Presse électronique en Tunisie: Faut il faire payer les lecteurs
Les médias électroniques à la recherche d’un modèle rentable
Les mêmes causes produisent les mêmes effets, pour les journaux en ligne aussi. Vivoter des revenus de quelques bannières mises en ligne et de menus autres financements publicitaires générés ne saurait garantir ni développement, ni pérennité de la presse électronique. Certes exonérée des coûts d’impression et de distribution, elle s’acquitte cependant de lourdes charges de personnels, de frais techniques de production et de coûts informatiques et de référencement. Les rares marques de presse électroniques professionnelles s’échinent à survivre afin de livrer un contenu de qualité, gratuit, mais prisé. Songer à faire payer l’internaute tunisien, de plus en plus habitué à lire sans frais un bon contenu disponible sur internet, serait impossible dans les circonstances actuelles. L’avenir est difficile à prévoir.
Est-ce une fatalité?
Les pouvoirs publics sont aux abonnés absents. La Haica attend sa conversion. Les syndicats de patrons de journaux, de stations radio et de chaînes télé ne parviennent pas à se mettre en marche cohérente pour faire aboutir leurs revendications. Les lecteurs se ruent sur les réseaux sociaux, incapables de faire la part entre le vrai et le faux. Les téléspectateurs se délectent de la profusion de chaînes étrangères. Un grand perdant: l’identité nationale, la culture patrimoniale, la pluralité de l’expression, le droit à une information professionnelle, libre et indépendante.

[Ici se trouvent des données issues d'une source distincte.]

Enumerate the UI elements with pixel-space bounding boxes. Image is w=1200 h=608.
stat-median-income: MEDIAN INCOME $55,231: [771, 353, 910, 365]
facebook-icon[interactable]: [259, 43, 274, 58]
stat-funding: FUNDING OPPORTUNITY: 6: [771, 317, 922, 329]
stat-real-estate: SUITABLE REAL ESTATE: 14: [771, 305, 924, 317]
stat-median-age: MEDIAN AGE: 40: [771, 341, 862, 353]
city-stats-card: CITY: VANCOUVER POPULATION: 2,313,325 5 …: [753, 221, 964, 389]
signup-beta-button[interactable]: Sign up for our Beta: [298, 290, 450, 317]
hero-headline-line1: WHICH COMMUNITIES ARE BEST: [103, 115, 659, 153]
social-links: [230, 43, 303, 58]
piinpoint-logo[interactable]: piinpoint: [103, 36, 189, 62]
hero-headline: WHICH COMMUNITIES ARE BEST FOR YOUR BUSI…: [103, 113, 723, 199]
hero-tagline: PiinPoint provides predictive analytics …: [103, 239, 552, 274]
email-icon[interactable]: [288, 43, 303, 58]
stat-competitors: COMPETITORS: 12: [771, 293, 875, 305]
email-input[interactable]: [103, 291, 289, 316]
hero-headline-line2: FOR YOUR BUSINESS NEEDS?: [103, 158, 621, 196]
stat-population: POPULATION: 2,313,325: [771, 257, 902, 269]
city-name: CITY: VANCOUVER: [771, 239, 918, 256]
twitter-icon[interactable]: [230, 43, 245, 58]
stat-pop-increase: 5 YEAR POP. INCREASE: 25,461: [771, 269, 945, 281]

Le moindre espace médiatique fermé est une grosse perte irrattrapable. D’autres viendront l’occuper, gérant alors nos cerveaux, nos cœurs, nos comportements, nos convictions. Demain, il sera trop tard.
Tour de vis
Comme si leur crise financière ne leur suffisait pas, les médias font désormais face à de lourdes menaces pesant sur leur liberté d’expression. Elles proviennent des dispositions du décret-loi n° 2022-54 du 13 septembre 2022 relatif à la lutte contre les infractions se rapportant aux systèmes d’information et de communication. Au titre des infractions relatives aux systèmes d’information et de communication et des peines encourues, elles traitent sévèrement la propagation des rumeurs et des fausses nouvelles, fixant des peines qui commencent à cinq ans d’emprisonnement et une amende de cinquante mille dinars.
«Le décret-loi, indique son article premier, vise à fixer les dispositions ayant pour objectif la prévention des infractions se rapportant aux systèmes d’information et de communication et leur répression, ainsi que celles relatives à la collecte des preuves électroniques y afférentes et à soutenir l’effort international dans le domaine, et ce, dans le cadre des accords internationaux, régionaux et bilatéraux ratifiés.» Il traite, notamment de la violation de l’intégrité des systèmes d’information et des données et de leur confidentialité, de la fraude informatique et la falsification informatique.
S’agissant des rumeurs et fausses nouvelles, l’article 24 est ainsi libellé:
Art. 24 - Est puni de cinq ans d’emprisonnement et d’une amende de cinquante mille dinars quiconque utilise sciemment des systèmes et réseaux d’information et de communication en vue de produire, répandre, diffuser, envoyer, ou rédiger de fausses nouvelles, de fausses données, des rumeurs, des documents faux ou falsifiés ou faussement attribués à autrui dans le but de porter atteinte aux droits d’autrui ou porter préjudice à la sûreté publique ou à la défense nationale ou de semer la terreur parmi la population.
Est passible des mêmes peines encourues au premier alinéa toute personne qui procède à l’utilisation de systèmes d’information en vue de publier ou de diffuser des nouvelles ou des documents faux ou falsifiés ou des informations contenant des données à caractère personnel, ou attribution de données infondées visant à diffamer les autres, de porter atteinte à leur réputation, de leur nuire financièrement ou moralement, d’inciter à des agressions contre eux ou d’inciter au discours de haine.
Les peines prévues sont portées au double si la personne visée est un agent public ou assimilé.
Ces dispositions ont suscité de vives réactions du Syndicat national des journalistes et de plusieurs composantes de la société civile qui ont dénoncé « leur caractère excessif » et appelé à leur retrait.